Date of Award

Spring 2023

Document Type

Open Access Dissertation


Chemical Engineering

First Advisor

James A. Ritter


The pressure equalization step between two adsorption beds is a key cycle step in many pressure swing adsorption (PSA) processes. It involves connecting two beds together, or two beds and a tank as a medium. The utilization of tanks for equalization in a bed-to-tank-to-bed (BTB) configuration could be advantageous to reduce the number of beds in PSA cycle. In this study, a binary gas mixture A and B, with A more strongly adsorbed than B, was used for the investigation of Stafstrom-type PSA cycles with bed-to-bed (BB) and bed-to-tank-to-bed (BTB) equalization steps using linear isotherm and isothermal equilibrium theory. For tractability, it was assumed that the gas produced from the light end of a bed contained only B, and that all of the A would be recovered in the heavy product. Performances of the PSA cycle were expressed analytically in terms of the recovery of B in the light product 𝑅𝑒𝐿𝑃,𝐡, the purity of A in the heavy product 𝑦̅𝐻𝑃, and the final pressures of the BB and BTB equalization steps. The effects of the number of equalization steps n (varying from 1 to 10) and the relative size of the equalization tanks 𝛹 (varying from 0.1 to 500) were investigated. It was discovered that increasing the size of the tanks and the number of equalization steps improved the separation performance.

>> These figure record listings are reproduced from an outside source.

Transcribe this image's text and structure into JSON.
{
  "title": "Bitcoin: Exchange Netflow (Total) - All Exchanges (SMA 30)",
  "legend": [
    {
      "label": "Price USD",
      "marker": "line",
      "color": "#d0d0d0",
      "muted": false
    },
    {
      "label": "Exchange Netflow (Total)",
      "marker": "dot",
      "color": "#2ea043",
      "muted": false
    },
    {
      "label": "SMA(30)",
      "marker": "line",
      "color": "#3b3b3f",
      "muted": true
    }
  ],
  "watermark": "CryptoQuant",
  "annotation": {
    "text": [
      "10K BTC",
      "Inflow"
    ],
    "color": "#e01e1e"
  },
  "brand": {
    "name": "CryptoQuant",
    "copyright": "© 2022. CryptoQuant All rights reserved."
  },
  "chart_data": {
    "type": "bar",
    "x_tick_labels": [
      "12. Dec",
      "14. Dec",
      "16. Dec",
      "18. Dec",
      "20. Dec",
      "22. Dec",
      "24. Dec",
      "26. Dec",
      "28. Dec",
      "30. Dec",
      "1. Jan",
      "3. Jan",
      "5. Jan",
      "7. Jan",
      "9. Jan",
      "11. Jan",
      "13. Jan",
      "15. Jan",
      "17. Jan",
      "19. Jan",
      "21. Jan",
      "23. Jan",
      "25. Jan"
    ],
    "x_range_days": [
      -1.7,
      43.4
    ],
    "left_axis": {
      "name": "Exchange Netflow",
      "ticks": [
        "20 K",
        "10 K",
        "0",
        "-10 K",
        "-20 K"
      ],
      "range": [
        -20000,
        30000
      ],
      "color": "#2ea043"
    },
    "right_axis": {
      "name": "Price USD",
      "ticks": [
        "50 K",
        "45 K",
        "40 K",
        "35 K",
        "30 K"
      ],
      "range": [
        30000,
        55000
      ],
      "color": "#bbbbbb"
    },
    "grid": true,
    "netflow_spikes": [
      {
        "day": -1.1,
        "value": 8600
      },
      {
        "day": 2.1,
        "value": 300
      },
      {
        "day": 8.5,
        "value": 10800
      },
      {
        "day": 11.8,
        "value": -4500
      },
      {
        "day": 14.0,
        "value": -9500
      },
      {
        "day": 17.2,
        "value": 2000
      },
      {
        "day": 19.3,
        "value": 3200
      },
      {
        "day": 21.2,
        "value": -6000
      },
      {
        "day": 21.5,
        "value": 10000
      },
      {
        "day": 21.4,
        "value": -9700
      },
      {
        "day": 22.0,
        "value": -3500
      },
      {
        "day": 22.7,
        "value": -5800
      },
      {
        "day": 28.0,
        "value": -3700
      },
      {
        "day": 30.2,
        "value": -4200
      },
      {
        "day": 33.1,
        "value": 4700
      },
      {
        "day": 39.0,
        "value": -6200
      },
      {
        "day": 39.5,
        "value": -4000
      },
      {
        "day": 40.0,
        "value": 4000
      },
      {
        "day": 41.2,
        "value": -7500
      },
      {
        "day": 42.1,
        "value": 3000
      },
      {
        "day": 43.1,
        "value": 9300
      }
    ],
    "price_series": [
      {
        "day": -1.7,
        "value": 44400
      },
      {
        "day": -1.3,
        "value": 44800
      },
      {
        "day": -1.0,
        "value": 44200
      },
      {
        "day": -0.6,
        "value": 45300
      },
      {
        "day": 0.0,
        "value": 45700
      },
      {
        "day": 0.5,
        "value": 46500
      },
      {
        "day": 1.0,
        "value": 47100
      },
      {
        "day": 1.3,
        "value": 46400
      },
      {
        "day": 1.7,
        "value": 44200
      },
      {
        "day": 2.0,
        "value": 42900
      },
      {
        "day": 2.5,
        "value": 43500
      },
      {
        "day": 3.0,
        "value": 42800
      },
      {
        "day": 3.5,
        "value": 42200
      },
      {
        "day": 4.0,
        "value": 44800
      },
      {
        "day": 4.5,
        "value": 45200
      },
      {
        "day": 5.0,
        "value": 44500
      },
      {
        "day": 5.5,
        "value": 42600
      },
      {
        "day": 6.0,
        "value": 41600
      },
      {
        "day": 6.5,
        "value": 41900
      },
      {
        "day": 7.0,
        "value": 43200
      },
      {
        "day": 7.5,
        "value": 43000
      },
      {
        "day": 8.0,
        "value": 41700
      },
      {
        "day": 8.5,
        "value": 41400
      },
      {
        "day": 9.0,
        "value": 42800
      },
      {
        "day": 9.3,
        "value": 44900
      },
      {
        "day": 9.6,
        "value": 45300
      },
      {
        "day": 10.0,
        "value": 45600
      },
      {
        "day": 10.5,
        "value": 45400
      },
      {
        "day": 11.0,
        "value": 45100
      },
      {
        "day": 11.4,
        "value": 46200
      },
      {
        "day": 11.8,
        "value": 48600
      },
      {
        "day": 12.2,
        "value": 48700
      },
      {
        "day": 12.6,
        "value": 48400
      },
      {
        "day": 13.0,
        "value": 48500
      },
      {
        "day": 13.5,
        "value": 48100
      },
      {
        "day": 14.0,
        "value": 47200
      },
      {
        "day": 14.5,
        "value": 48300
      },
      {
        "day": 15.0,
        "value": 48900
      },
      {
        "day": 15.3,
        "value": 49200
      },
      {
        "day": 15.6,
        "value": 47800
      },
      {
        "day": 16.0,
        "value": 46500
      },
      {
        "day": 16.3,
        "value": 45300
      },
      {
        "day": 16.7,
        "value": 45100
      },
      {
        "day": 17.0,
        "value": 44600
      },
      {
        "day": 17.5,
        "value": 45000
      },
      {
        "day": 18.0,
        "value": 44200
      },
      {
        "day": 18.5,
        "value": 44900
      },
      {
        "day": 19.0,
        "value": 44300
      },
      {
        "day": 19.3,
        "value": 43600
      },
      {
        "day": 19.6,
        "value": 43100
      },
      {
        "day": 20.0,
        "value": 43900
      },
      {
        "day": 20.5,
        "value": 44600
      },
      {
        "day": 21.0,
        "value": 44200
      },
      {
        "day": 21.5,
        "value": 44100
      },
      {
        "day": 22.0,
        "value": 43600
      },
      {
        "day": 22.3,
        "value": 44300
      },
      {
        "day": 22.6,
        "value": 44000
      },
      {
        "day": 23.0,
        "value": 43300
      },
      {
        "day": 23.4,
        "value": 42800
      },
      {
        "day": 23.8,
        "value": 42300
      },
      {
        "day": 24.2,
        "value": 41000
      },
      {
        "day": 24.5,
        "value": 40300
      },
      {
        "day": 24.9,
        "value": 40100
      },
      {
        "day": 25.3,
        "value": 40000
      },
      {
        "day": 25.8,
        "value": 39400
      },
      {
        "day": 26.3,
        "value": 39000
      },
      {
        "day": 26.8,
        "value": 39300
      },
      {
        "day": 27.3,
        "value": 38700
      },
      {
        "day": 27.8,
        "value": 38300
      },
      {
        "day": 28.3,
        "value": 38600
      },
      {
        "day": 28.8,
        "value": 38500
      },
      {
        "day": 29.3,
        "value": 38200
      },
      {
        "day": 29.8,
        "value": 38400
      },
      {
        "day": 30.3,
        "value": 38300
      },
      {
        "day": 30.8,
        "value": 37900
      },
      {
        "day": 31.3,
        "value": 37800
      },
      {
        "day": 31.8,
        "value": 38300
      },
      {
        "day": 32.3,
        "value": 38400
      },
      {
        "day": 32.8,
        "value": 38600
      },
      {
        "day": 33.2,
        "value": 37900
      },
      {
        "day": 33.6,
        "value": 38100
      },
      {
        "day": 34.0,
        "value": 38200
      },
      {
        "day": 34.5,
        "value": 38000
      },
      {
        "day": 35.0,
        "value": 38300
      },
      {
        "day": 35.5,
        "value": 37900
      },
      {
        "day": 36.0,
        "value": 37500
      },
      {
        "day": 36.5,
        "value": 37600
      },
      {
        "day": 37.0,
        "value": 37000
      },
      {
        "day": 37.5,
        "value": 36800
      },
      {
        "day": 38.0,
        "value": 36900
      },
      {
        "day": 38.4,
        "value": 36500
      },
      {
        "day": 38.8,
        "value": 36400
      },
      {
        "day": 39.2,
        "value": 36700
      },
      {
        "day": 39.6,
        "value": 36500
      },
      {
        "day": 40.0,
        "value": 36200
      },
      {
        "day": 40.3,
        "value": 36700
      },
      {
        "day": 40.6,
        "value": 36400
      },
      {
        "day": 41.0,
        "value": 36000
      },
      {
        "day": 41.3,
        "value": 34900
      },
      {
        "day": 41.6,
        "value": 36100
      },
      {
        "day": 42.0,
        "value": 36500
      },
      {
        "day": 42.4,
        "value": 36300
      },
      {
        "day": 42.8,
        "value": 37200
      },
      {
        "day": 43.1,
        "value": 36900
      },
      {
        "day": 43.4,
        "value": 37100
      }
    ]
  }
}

In addition, the air separation process using Zeolite 13X adsorbent was used as a case study to examine the effect of equalization tanks on the performance of a practical PSA process. In this research study, only O2 and N2 were considered as feed mixture, and weakly adsorbed species like argon were clubbed with O2. The purity and recovery of O2 in LP were compared between PSA cycle schedules containing bed-to-bed (BB) and bed-to-tank-to-bed (BTB) equalization steps. This comparison revealed that the utilization of tanks for equalization step not only reduces the required number of beds, but also improves the recovery of the O2 in LP. Besides, our in-house Dynamic Adsorption Process Simulator (DAPS) was used to simulate the PSA cycles and identify the mass transfer coefficients based on the LDF model that shows excellent predictions of the experimental performance data.